P.C.3894 Malcolm Davies, the Neighbourhood Beat Manager for Willand, has recently detected various criminal damage offences within the community. “I regularly stress the need to be observant and vigilant and as a result would like to gratefully thank certain parishioners for their assistance in aiding my enquiries to detect mindless acts of vandalism. Sadly, anti-social behaviour prevails and some damage incidents remain unsolved. It will not be tolerated – do you know where your children are? Do you know what they are actually doing?
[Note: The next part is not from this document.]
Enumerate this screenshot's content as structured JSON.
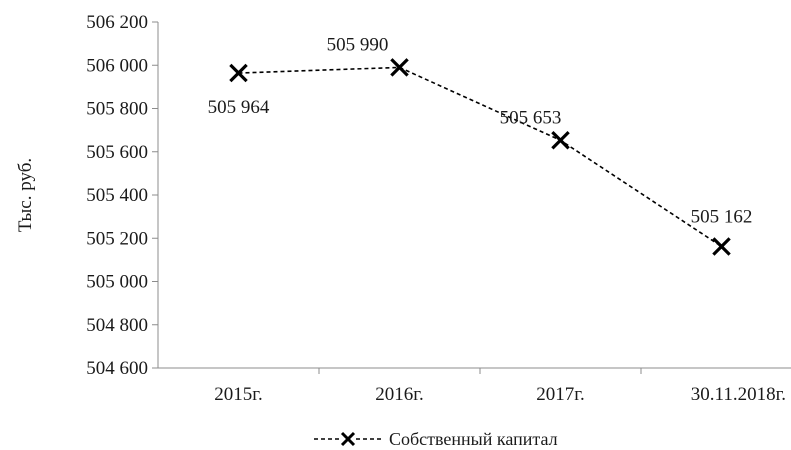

Being economical with the truth is something all ages achieve, so please check the story fully, and their respective friends’.

An initiative to deter and further detect misbehaviour is planned jointly with other Neighbourhood Managers, to tackle alcohol, drug, damage and other anti social behaviour. PLEASE, take responsibility – help me curtail this unsociable element which is spoiling the reputations of so many good people.” Malcolm Davies

Plan for the future, because that’s where

you will spend the rest of your life.


The trustees have been dismayed by the amount of vandalism at the Hall. There have been several windows broken, both in the Hall and the Youth Club, probably through youths playing football. The Village Hall Car Park IS NOT A PUBLIC CAR PARK OR FOOTBALL PITCH. It is private property belonging to the Village Hall. Any people caught causing a nuisance there will be reported to the Police, as will registration numbers of any cars found in the car park when the Hall is not in use.

The Whist Drives are continuing for the moment but, unless there is more local support, they will have to be stopped. Mrs Willis puts in a lot of hard work and time to organise and run the whist drives and it is not worth her while if they are not well supported. All profits raised through them goes towards the upkeep of the Hall and we are very grateful to her for her support.